2. le mummie di Llullaillaco

Queste mummie, note anche con il nome di “bambini di Llullaillaco” vennero rinvenute nel 1999 nelle montagne dell’Argentina da un esploratore chiamato Johan Reinhard durante una spedizione scientifica nei pressi del vulcano Llullaillaco il quale, essendo un luogo estremamente freddo e secco, favorisce la conservazione dei corpi. In seguito ai numerosi studi che sono stati condotti su queste mummie, è stato scoperto che questi 3 poveri bambini incas furono vittime di un rituale sacrificale (chiamato Capacocha) in cui solitamente i bambini venivano offerti agli dèi come tributo. In questa regione, in realtà, sono stati rinvenuti molti altri bambini mummificati, tuttavia queste mummie hanno colpito maggiormente la comunità scientifica per il loro stato di conservazione impeccabile: organi interni intatti, capelli ancora integri e tracce di sangue nei cuori.
All’interno dei corpi dei bambini sono state rinvenute anche tracce di sostanze come coca e alcol, probabilmente utilizzate per destabilizzare queste povere anime prima di sottoporle al rituale. La ragazza più grande (soprannominata ” La Doncella”) sembrava avere circa 15 anni nel momento in cui venne sacrificata agli dèi. Tra tutti è quella che si è conservata meglio, abbiamo poi La “Niña del Rayo” di 6 anni e “El Niño” di 7 anni. L’aspetto più sorprendente e toccante è che questi piccoli corpi mummificati sembrano essere dei bambini addormentati pronti a svegliarsi da un momento all’altro, tuttavia la loro storia nasconde particolari struggenti.

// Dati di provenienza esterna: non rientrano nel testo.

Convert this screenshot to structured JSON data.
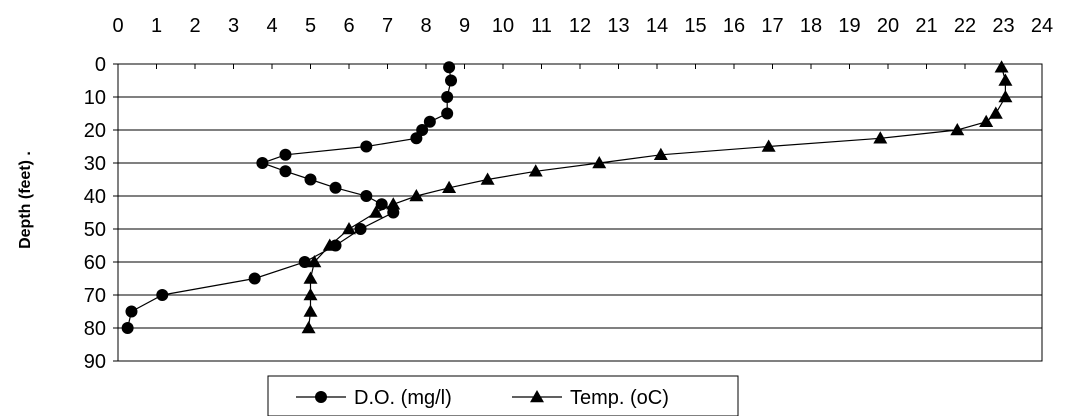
{
  "chart_data": {
    "type": "line",
    "title": "",
    "xlabel": "",
    "ylabel": "Depth (feet) .",
    "x_axis_position": "top",
    "y_axis_inverted": true,
    "xlim": [
      0,
      24
    ],
    "ylim": [
      0,
      90
    ],
    "x_ticks": [
      0,
      1,
      2,
      3,
      4,
      5,
      6,
      7,
      8,
      9,
      10,
      11,
      12,
      13,
      14,
      15,
      16,
      17,
      18,
      19,
      20,
      21,
      22,
      23,
      24
    ],
    "y_ticks": [
      0,
      10,
      20,
      30,
      40,
      50,
      60,
      70,
      80,
      90
    ],
    "grid": "horizontal",
    "legend_position": "bottom",
    "colors": {
      "line": "#000000",
      "grid": "#000000",
      "background": "#ffffff"
    },
    "series": [
      {
        "name": "D.O. (mg/l)",
        "marker": "circle",
        "points": [
          [
            8.6,
            1
          ],
          [
            8.65,
            5
          ],
          [
            8.55,
            10
          ],
          [
            8.55,
            15
          ],
          [
            8.1,
            17.5
          ],
          [
            7.9,
            20
          ],
          [
            7.75,
            22.5
          ],
          [
            6.45,
            25
          ],
          [
            4.35,
            27.5
          ],
          [
            3.75,
            30
          ],
          [
            4.35,
            32.5
          ],
          [
            5.0,
            35
          ],
          [
            5.65,
            37.5
          ],
          [
            6.45,
            40
          ],
          [
            6.85,
            42.5
          ],
          [
            7.15,
            45
          ],
          [
            6.3,
            50
          ],
          [
            5.65,
            55
          ],
          [
            4.85,
            60
          ],
          [
            3.55,
            65
          ],
          [
            1.15,
            70
          ],
          [
            0.35,
            75
          ],
          [
            0.25,
            80
          ]
        ]
      },
      {
        "name": "Temp. (oC)",
        "marker": "triangle",
        "points": [
          [
            22.95,
            1
          ],
          [
            23.05,
            5
          ],
          [
            23.05,
            10
          ],
          [
            22.8,
            15
          ],
          [
            22.55,
            17.5
          ],
          [
            21.8,
            20
          ],
          [
            19.8,
            22.5
          ],
          [
            16.9,
            25
          ],
          [
            14.1,
            27.5
          ],
          [
            12.5,
            30
          ],
          [
            10.85,
            32.5
          ],
          [
            9.6,
            35
          ],
          [
            8.6,
            37.5
          ],
          [
            7.75,
            40
          ],
          [
            7.15,
            42.5
          ],
          [
            6.7,
            45
          ],
          [
            6.0,
            50
          ],
          [
            5.5,
            55
          ],
          [
            5.1,
            60
          ],
          [
            5.0,
            65
          ],
          [
            5.0,
            70
          ],
          [
            5.0,
            75
          ],
          [
            4.95,
            80
          ]
        ]
      }
    ]
  }
}
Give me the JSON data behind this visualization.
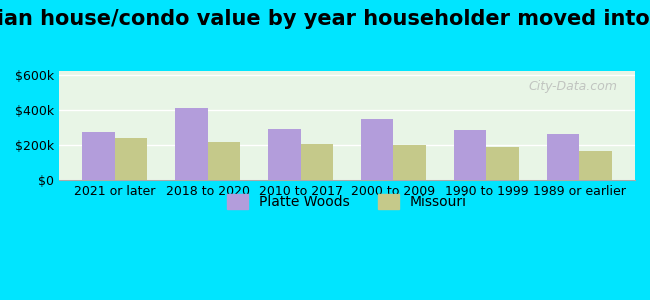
{
  "title": "Median house/condo value by year householder moved into unit",
  "categories": [
    "2021 or later",
    "2018 to 2020",
    "2010 to 2017",
    "2000 to 2009",
    "1990 to 1999",
    "1989 or earlier"
  ],
  "platte_woods": [
    275000,
    410000,
    290000,
    350000,
    285000,
    265000
  ],
  "missouri": [
    240000,
    215000,
    205000,
    200000,
    190000,
    165000
  ],
  "platte_color": "#b39ddb",
  "missouri_color": "#c5c98a",
  "background_outer": "#00e5ff",
  "background_inner_top": "#e8f5e9",
  "background_inner_bottom": "#f0f7e8",
  "ylabel_ticks": [
    0,
    200000,
    400000,
    600000
  ],
  "ylabel_labels": [
    "$0",
    "$200k",
    "$400k",
    "$600k"
  ],
  "ylim": [
    0,
    620000
  ],
  "legend_labels": [
    "Platte Woods",
    "Missouri"
  ],
  "watermark": "City-Data.com",
  "title_fontsize": 15,
  "tick_fontsize": 9,
  "legend_fontsize": 10,
  "bar_width": 0.35
}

Ad oggi le mummie di Llullaillaco rientrano tra le mummie più antiche della storia e sono state esposte al Museo di Archeologia di Alta Montagna (MAAM) di Salta, in Argentina. L’esposizione dei corpi ha generato molti dibattiti soprattutto tra le comunità indigene, esse sono contrarie all’esposizione delle mummie in quanto ritengono che questa sia una profanazione spirituale e credono che i corpi dovrebbero essere riposti nel luogo sacro a cui appartengono.

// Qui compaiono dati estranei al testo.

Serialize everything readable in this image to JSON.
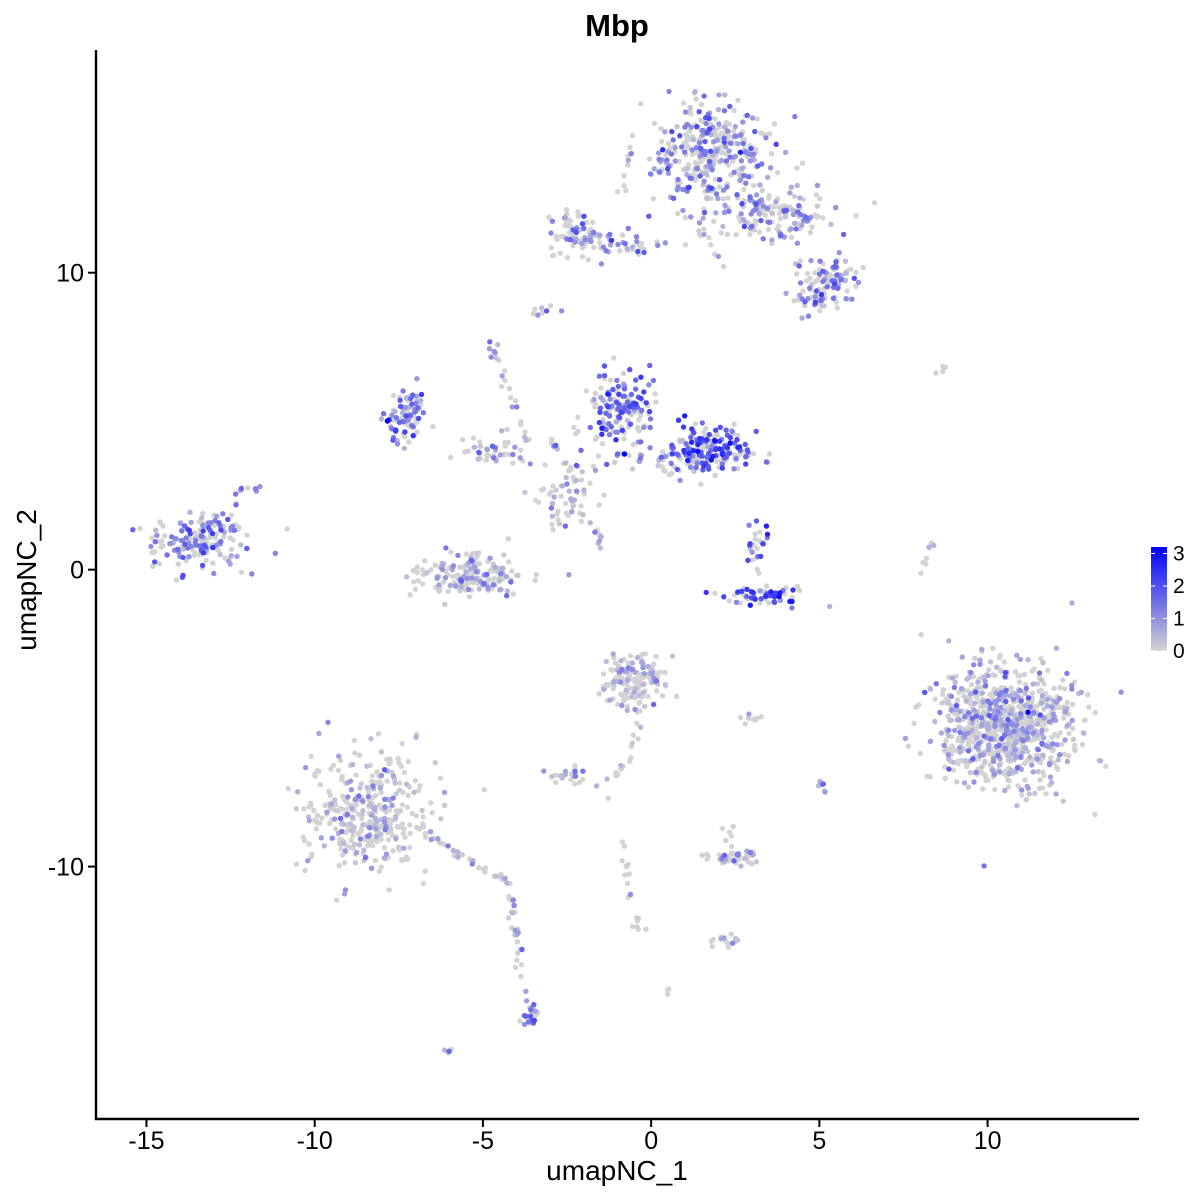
{
  "chart_data": {
    "type": "scatter",
    "title": "Mbp",
    "xlabel": "umapNC_1",
    "ylabel": "umapNC_2",
    "xlim": [
      -16.5,
      14.5
    ],
    "ylim": [
      -18.5,
      17.5
    ],
    "x_ticks": [
      -15,
      -10,
      -5,
      0,
      5,
      10
    ],
    "x_tick_labels": [
      "-15",
      "-10",
      "-5",
      "0",
      "5",
      "10"
    ],
    "y_ticks": [
      -10,
      0,
      10
    ],
    "y_tick_labels": [
      "-10",
      "0",
      "10"
    ],
    "grid": false,
    "legend": {
      "position": "right",
      "type": "colorbar",
      "labels": [
        "3",
        "2",
        "1",
        "0"
      ],
      "breaks": [
        3,
        2,
        1,
        0
      ],
      "range": [
        0,
        3.2
      ]
    },
    "colors": {
      "low": "#d3d3d3",
      "high": "#0000ff"
    },
    "expression_range": [
      0,
      3.2
    ],
    "clusters": [
      {
        "name": "",
        "cx": 1.8,
        "cy": 14.0,
        "sx": 1.1,
        "sy": 1.1,
        "n": 340,
        "mean_expr": 0.75
      },
      {
        "name": "",
        "cx": 3.8,
        "cy": 12.0,
        "sx": 1.2,
        "sy": 0.6,
        "n": 150,
        "mean_expr": 0.6
      },
      {
        "name": "",
        "cx": 5.3,
        "cy": 9.8,
        "sx": 0.6,
        "sy": 0.5,
        "n": 80,
        "mean_expr": 0.7
      },
      {
        "name": "",
        "cx": 4.9,
        "cy": 9.2,
        "sx": 0.5,
        "sy": 0.4,
        "n": 40,
        "mean_expr": 0.6
      },
      {
        "name": "",
        "cx": -2.2,
        "cy": 11.3,
        "sx": 0.6,
        "sy": 0.5,
        "n": 70,
        "mean_expr": 0.8
      },
      {
        "name": "",
        "cx": -0.8,
        "cy": 11.0,
        "sx": 1.1,
        "sy": 0.25,
        "n": 45,
        "mean_expr": 0.6
      },
      {
        "name": "",
        "cx": -7.3,
        "cy": 5.2,
        "sx": 0.4,
        "sy": 0.7,
        "n": 90,
        "mean_expr": 0.9
      },
      {
        "name": "",
        "cx": -0.9,
        "cy": 5.5,
        "sx": 0.7,
        "sy": 0.8,
        "n": 150,
        "mean_expr": 1.2
      },
      {
        "name": "",
        "cx": 1.8,
        "cy": 4.0,
        "sx": 0.8,
        "sy": 0.5,
        "n": 160,
        "mean_expr": 1.4
      },
      {
        "name": "",
        "cx": 0.2,
        "cy": 3.8,
        "sx": 1.3,
        "sy": 0.4,
        "n": 60,
        "mean_expr": 0.9
      },
      {
        "name": "",
        "cx": -4.5,
        "cy": 4.0,
        "sx": 0.9,
        "sy": 0.35,
        "n": 40,
        "mean_expr": 0.3
      },
      {
        "name": "",
        "cx": -2.5,
        "cy": 2.5,
        "sx": 0.7,
        "sy": 0.9,
        "n": 50,
        "mean_expr": 0.2
      },
      {
        "name": "",
        "cx": -13.4,
        "cy": 1.0,
        "sx": 0.9,
        "sy": 0.6,
        "n": 170,
        "mean_expr": 0.95
      },
      {
        "name": "",
        "cx": -5.4,
        "cy": -0.2,
        "sx": 1.1,
        "sy": 0.5,
        "n": 170,
        "mean_expr": 0.35
      },
      {
        "name": "",
        "cx": 3.4,
        "cy": -0.9,
        "sx": 0.8,
        "sy": 0.2,
        "n": 70,
        "mean_expr": 1.5
      },
      {
        "name": "",
        "cx": 3.2,
        "cy": 0.8,
        "sx": 0.3,
        "sy": 0.6,
        "n": 25,
        "mean_expr": 1.4
      },
      {
        "name": "",
        "cx": 10.5,
        "cy": -5.3,
        "sx": 1.4,
        "sy": 1.3,
        "n": 850,
        "mean_expr": 0.35
      },
      {
        "name": "",
        "cx": -0.5,
        "cy": -3.8,
        "sx": 0.6,
        "sy": 0.6,
        "n": 150,
        "mean_expr": 0.2
      },
      {
        "name": "",
        "cx": -8.4,
        "cy": -8.2,
        "sx": 1.2,
        "sy": 1.3,
        "n": 360,
        "mean_expr": 0.15
      },
      {
        "name": "",
        "cx": 2.4,
        "cy": -9.7,
        "sx": 0.6,
        "sy": 0.15,
        "n": 40,
        "mean_expr": 0.5
      },
      {
        "name": "",
        "cx": -2.3,
        "cy": -6.9,
        "sx": 0.4,
        "sy": 0.2,
        "n": 25,
        "mean_expr": 0.4
      },
      {
        "name": "",
        "cx": -3.6,
        "cy": -15.0,
        "sx": 0.2,
        "sy": 0.3,
        "n": 25,
        "mean_expr": 1.0
      },
      {
        "name": "",
        "cx": 2.3,
        "cy": -12.5,
        "sx": 0.3,
        "sy": 0.15,
        "n": 15,
        "mean_expr": 0.1
      },
      {
        "name": "",
        "cx": -3.2,
        "cy": 8.7,
        "sx": 0.2,
        "sy": 0.2,
        "n": 8,
        "mean_expr": 0.5
      },
      {
        "name": "",
        "cx": -4.7,
        "cy": 7.3,
        "sx": 0.15,
        "sy": 0.2,
        "n": 8,
        "mean_expr": 0.5
      },
      {
        "name": "",
        "cx": 8.7,
        "cy": 6.7,
        "sx": 0.3,
        "sy": 0.1,
        "n": 4,
        "mean_expr": 0.0
      },
      {
        "name": "",
        "cx": 3.0,
        "cy": -5.0,
        "sx": 0.3,
        "sy": 0.1,
        "n": 8,
        "mean_expr": 0.1
      },
      {
        "name": "",
        "cx": 5.1,
        "cy": -7.3,
        "sx": 0.1,
        "sy": 0.3,
        "n": 6,
        "mean_expr": 0.8
      },
      {
        "name": "",
        "cx": -6.0,
        "cy": -16.2,
        "sx": 0.1,
        "sy": 0.1,
        "n": 4,
        "mean_expr": 0.9
      },
      {
        "name": "",
        "cx": 0.5,
        "cy": -14.2,
        "sx": 0.1,
        "sy": 0.1,
        "n": 3,
        "mean_expr": 0.0
      }
    ],
    "trails": [
      {
        "from": [
          -0.3,
          -5.3
        ],
        "to": [
          -1.4,
          -8.0
        ],
        "n": 15,
        "mean_expr": 0.1
      },
      {
        "from": [
          -0.9,
          -9.0
        ],
        "to": [
          -0.4,
          -12.2
        ],
        "n": 20,
        "mean_expr": 0.05
      },
      {
        "from": [
          -7.2,
          -8.6
        ],
        "to": [
          -4.2,
          -10.6
        ],
        "n": 40,
        "mean_expr": 0.2
      },
      {
        "from": [
          -4.2,
          -10.8
        ],
        "to": [
          -3.8,
          -14.2
        ],
        "n": 25,
        "mean_expr": 0.3
      },
      {
        "from": [
          -0.8,
          12.2
        ],
        "to": [
          -0.6,
          14.8
        ],
        "n": 10,
        "mean_expr": 0.3
      },
      {
        "from": [
          -4.6,
          7.0
        ],
        "to": [
          -3.6,
          4.2
        ],
        "n": 15,
        "mean_expr": 0.3
      },
      {
        "from": [
          -2.2,
          2.2
        ],
        "to": [
          -1.4,
          0.8
        ],
        "n": 12,
        "mean_expr": 0.4
      },
      {
        "from": [
          8.0,
          -0.5
        ],
        "to": [
          8.3,
          0.9
        ],
        "n": 8,
        "mean_expr": 0.0
      },
      {
        "from": [
          2.3,
          -8.5
        ],
        "to": [
          2.3,
          -9.3
        ],
        "n": 6,
        "mean_expr": 0.5
      },
      {
        "from": [
          -12.4,
          2.6
        ],
        "to": [
          -11.6,
          2.8
        ],
        "n": 8,
        "mean_expr": 0.8
      },
      {
        "from": [
          -3.0,
          4.5
        ],
        "to": [
          -2.0,
          2.6
        ],
        "n": 14,
        "mean_expr": 0.2
      },
      {
        "from": [
          1.0,
          12.0
        ],
        "to": [
          2.4,
          10.0
        ],
        "n": 12,
        "mean_expr": 0.4
      }
    ],
    "highlights": [
      {
        "x": 11.2,
        "y": -4.8,
        "expr": 3.2
      }
    ]
  }
}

3. La mummia del monaco Liu Quan, il Buddha vivente

Il monaco Liu Quan (maestro di meditazione cinese) che visse nel XII secolo d.C. nella Cina meridionale, venne rinvenuto mummificato seduto nella posizione del loto all’interno di una statua del Buddha che sembrava essere stata costruita in modo tale da adattarsi perfettamente alla forma del suo corpo. Lo scheletro del monaco è stato rinvenuto durante un restauro dove, in seguito a una scansione effettuata alla statua del Buddha, venne ritrovato uno scheletro umano nella classica posizione da meditazione. La comunità scientifica, sconvolta per la scoperta, decise di sottoporre la mummia ad una serie di analisi e scoprì che il corpo del monaco non presentava organi, che sembrano essere stati sostituiti con estratti di manoscritti cinesi. È probabile che il monaco abbia deciso autonomamente di sottoporsi alla pratica dell’auto-mummificazione, un processo lungo ed estenuante maggiormente diffuso in Giappone.
Questa pratica consisteva in una dieta molto lunga in cui il monaco doveva nutrirsi solo di semi e noci evitando qualsiasi altro tipo di cibo, in modo tale da ridurre al minimo la presenza di grasso corporeo. Successivamente veniva introdotto all’interno della dieta un tè velenoso che induceva vomito e perdita di fluidi corporei rendendo il corpo troppo velenoso per essere divorato da insetti e batteri. Il monaco successivamente, ancora in vita, veniva collocato all’interno di questa statua a forma di Buddha leggermente più grande del suo corpo in cui era presente solo una camera d’aria e un tubo per respirare.
Da questo momento, un altro periodo di lunga agonia caratterizzava la vita di questi Buddha viventi, veniva data loro una piccola campana da utilizzare quotidianamente per segnalare di essere ancora vivi. Quando il campanello smetteva di suonare (segnalando la morte del monaco), la statua del Buddha veniva sigillata e dopo 100 giorni la tomba veniva aperta per controllare che il monaco si fosse mummificato correttamente. Senza ombra di dubbio questo rituale di auto-mummificazione è una pratica estremamente macabra e disturbante, tuttavia ha permesso ad alcuni monaci di trasformarsi effettivamente in dei Buddha viventi e attualmente, molti di questi, vengono venerati come veri e propri Buddha.